El quid de la cuestión

 No lo pude resistir. En cuanto marcharon los demás de excursión al pico Garbí y ellos se quedaron les ignoré por completo. Fingí terribles dolores musculares y añadí un trabajo atrasado a realizar amagada en mi habitación.  Sólo hay que sobrevivir un par de días, me repito. Y es que es una pena, con el paisaje que nos envuelve soportarles. En la Sierra Calderona puedes olvidar que estás a tan solo treinta minutos del agua salada del mar, pero no que el resto de tu familia política, recién llegada, está en la sala de estar. En mi querido entorno vacacional existe una gran diversidad botánica mediterránea que varía en función del tipo de suelo, exactamente la misma diversidad que existe en la familia y que varía en función del tipo de cerebro.

Así que el quid de la cuestión de este viaje es la familia. La historia poco original que se repite. Unas idílicas semanas de repente aparcadas, relegadas, casi ya olvidadas.

Llevábamos tres semanas inmersos en el paraíso, mi marido, mi hijo y yo misma con mis suegros. En medio de la Sierra Calderona, en una casa inmensa de piedra, con un jardín propio de la nobleza, engalanado por una estupenda piscina recién estrenada este año. Y es que aunque eran reticentes, mis suegros, adorables y fáciles, por cierto, aceptaron construir una para que disfrutarán hijos, hija, nieta y nietos. De verdad que han sido días maravillosos, yo he disfrutado siendo la nuera perfecta, atenta, intelectual, libre y servicial al mismo tiempo. Después de nueve horas de viaje el descanso en esta maravillosa casa nos esperaba con los brazos extendidos. Todo perfecto, mañanas de juego, paellas, barbacoas. Después del delicioso postre y el reposo, la piscina, senderismo o hacer nada, a elegir a la carta. Y sexo cuando todos duermen, o cuando andan distraídos con el nieto, es decir, mi hijo. Un plan perfecto cada día. Y lectura, cuatro libros en los veinte días, de lo mismo, eso sí, novela negra, rápida y brillante. Vacaciones. Con amaneceres y atardeceres propios de postal desde la habitación conyugal. Con el olor a pino mediterráneo y lavanda que embalsama todos los rincones.

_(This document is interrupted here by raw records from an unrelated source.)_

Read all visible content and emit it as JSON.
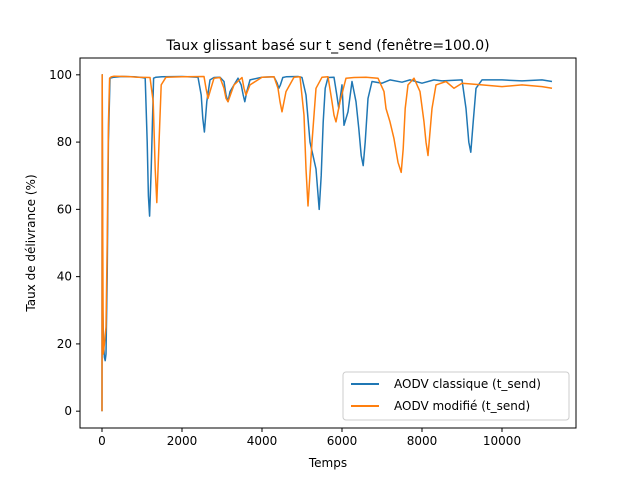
{
  "chart_data": {
    "type": "line",
    "title": "Taux glissant basé sur t_send (fenêtre=100.0)",
    "xlabel": "Temps",
    "ylabel": "Taux de délivrance (%)",
    "xlim": [
      -550,
      11850
    ],
    "ylim": [
      -5,
      105
    ],
    "xticks": [
      0,
      2000,
      4000,
      6000,
      8000,
      10000
    ],
    "yticks": [
      0,
      20,
      40,
      60,
      80,
      100
    ],
    "grid": false,
    "legend_position": "lower right",
    "series": [
      {
        "name": "AODV classique (t_send)",
        "color": "#1f77b4",
        "x": [
          0,
          5,
          20,
          40,
          60,
          80,
          100,
          130,
          160,
          200,
          300,
          500,
          800,
          1000,
          1080,
          1130,
          1160,
          1190,
          1230,
          1290,
          1350,
          1500,
          2000,
          2400,
          2480,
          2520,
          2560,
          2620,
          2700,
          2800,
          2950,
          3050,
          3100,
          3150,
          3200,
          3400,
          3480,
          3530,
          3570,
          3620,
          3700,
          4000,
          4300,
          4380,
          4420,
          4460,
          4520,
          4600,
          4900,
          5000,
          5100,
          5200,
          5350,
          5430,
          5480,
          5530,
          5580,
          5650,
          5800,
          5870,
          5920,
          6000,
          6050,
          6150,
          6250,
          6350,
          6420,
          6480,
          6530,
          6580,
          6650,
          6750,
          7000,
          7200,
          7500,
          7700,
          8000,
          8300,
          8500,
          9000,
          9100,
          9170,
          9220,
          9280,
          9350,
          9500,
          10000,
          10500,
          11000,
          11250
        ],
        "y": [
          0,
          100,
          30,
          20,
          16,
          15,
          17,
          40,
          80,
          99,
          99.3,
          99.5,
          99.4,
          99.2,
          99,
          80,
          64,
          58,
          72,
          99,
          99.3,
          99.4,
          99.5,
          99.3,
          94,
          87,
          83,
          92,
          98.5,
          99.2,
          99.3,
          98,
          94,
          92,
          95,
          99,
          97,
          94,
          92,
          95,
          98.5,
          99.3,
          99.4,
          97.5,
          96,
          97,
          99.2,
          99.4,
          99.5,
          99.2,
          94,
          80,
          72,
          60,
          70,
          86,
          96,
          99.2,
          99.3,
          94,
          90,
          97,
          85,
          89,
          98,
          92,
          84,
          76,
          73,
          80,
          93,
          98,
          97.5,
          98.5,
          97.8,
          98.5,
          97.5,
          98.5,
          98.2,
          98.5,
          90,
          80,
          77,
          86,
          96,
          98.5,
          98.5,
          98.2,
          98.5,
          98
        ]
      },
      {
        "name": "AODV modifié (t_send)",
        "color": "#ff7f0e",
        "x": [
          0,
          5,
          30,
          60,
          100,
          130,
          160,
          190,
          230,
          300,
          600,
          900,
          1200,
          1280,
          1330,
          1370,
          1420,
          1480,
          1600,
          2000,
          2550,
          2600,
          2650,
          2700,
          2800,
          2950,
          3050,
          3100,
          3150,
          3300,
          3500,
          3550,
          3600,
          3700,
          4000,
          4300,
          4400,
          4450,
          4500,
          4600,
          4800,
          4950,
          5050,
          5100,
          5150,
          5250,
          5350,
          5500,
          5650,
          5750,
          5800,
          5850,
          5950,
          6100,
          6300,
          6600,
          6900,
          7050,
          7100,
          7200,
          7300,
          7400,
          7480,
          7530,
          7580,
          7650,
          7800,
          7950,
          8050,
          8100,
          8150,
          8250,
          8350,
          8600,
          8800,
          9000,
          9500,
          10000,
          10500,
          11000,
          11250
        ],
        "y": [
          0,
          100,
          17,
          20,
          25,
          50,
          85,
          99,
          99.4,
          99.6,
          99.5,
          99.3,
          99.2,
          92,
          72,
          62,
          78,
          97,
          99.3,
          99.4,
          99.5,
          96,
          93,
          95,
          99,
          99.2,
          96,
          93,
          92,
          97,
          99.2,
          96,
          94,
          97,
          99.3,
          99.4,
          96,
          92,
          89,
          95,
          99.3,
          99.4,
          88,
          72,
          61,
          80,
          96,
          99.3,
          99.4,
          92,
          88,
          86,
          92,
          99,
          99.2,
          99.3,
          99,
          95,
          90,
          86,
          81,
          74,
          71,
          78,
          90,
          97,
          99,
          95,
          86,
          80,
          76,
          90,
          97,
          98,
          96,
          97.5,
          97,
          96.5,
          97,
          96.5,
          96
        ]
      }
    ]
  }
}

Y entonces, llega el día. Como cada año. Ellos llegan. Mis cuñados y sobrinos aparecieron de madrugada. Sonrientes, felices. Yo sentí un vuelco, mis vacaciones iniciaban su declive. Él es el hermano de mi marido, ella la mujer de él, claro, y los dos sobrinos, pues sus hijos. Todos encantadores, educados, pero vagos, enormemente vagos, vagos en continuo entrenamiento. Y aquí empieza el fin de las vacaciones, cuando duermen en la habitación superior y sus hijos en la contigua a la nuestra y no bajan ni para ver si respiran, cuando leen mientras colocamos, el resto, tenedores y platos, cuando tiendes y te miran comentando lo bien que se está en esta villa mediterránea, cuando en la siesta sus hijos, gritan y ellos ni se inmutan. Entonces sé que tenemos 48 h previas a la explosión, es lo máximo que aguantará la familia antes de la discusión en plena fideuá. Aquí está la llamada decadencia vacacional. Y ya no te envuelve el aroma a pino mediterráneo, y las piñas pueden convertirse en armas.

La explosión emocional dura poco. Una comida y una cena normalmente.  Al día siguiente fingimos, todos al completo, que en realidad nos queremos mucho, y que esto pasa en las mejores familias. Nosotros defenderemos en ese instante que es mejor aprovechar el tiempo en “petite” familia y les hablaremos de una reserva falsa de Booking, una oportunidad de última hora para pasar cuatro días los tres en Alcoceber, destino de la zona norte de la costa mediterránea valenciana por excelencia. Mis cuñados, por supuesto, se quedarán hasta el final de las vacaciones estivales. 

En fin, todos los años repetimos idéntica experiencia. Mis suegros son un sol y sostienen el verano, porque por supuesto y por encima de todo está el tiempo en familia, para compartirlo y disfrutarlo.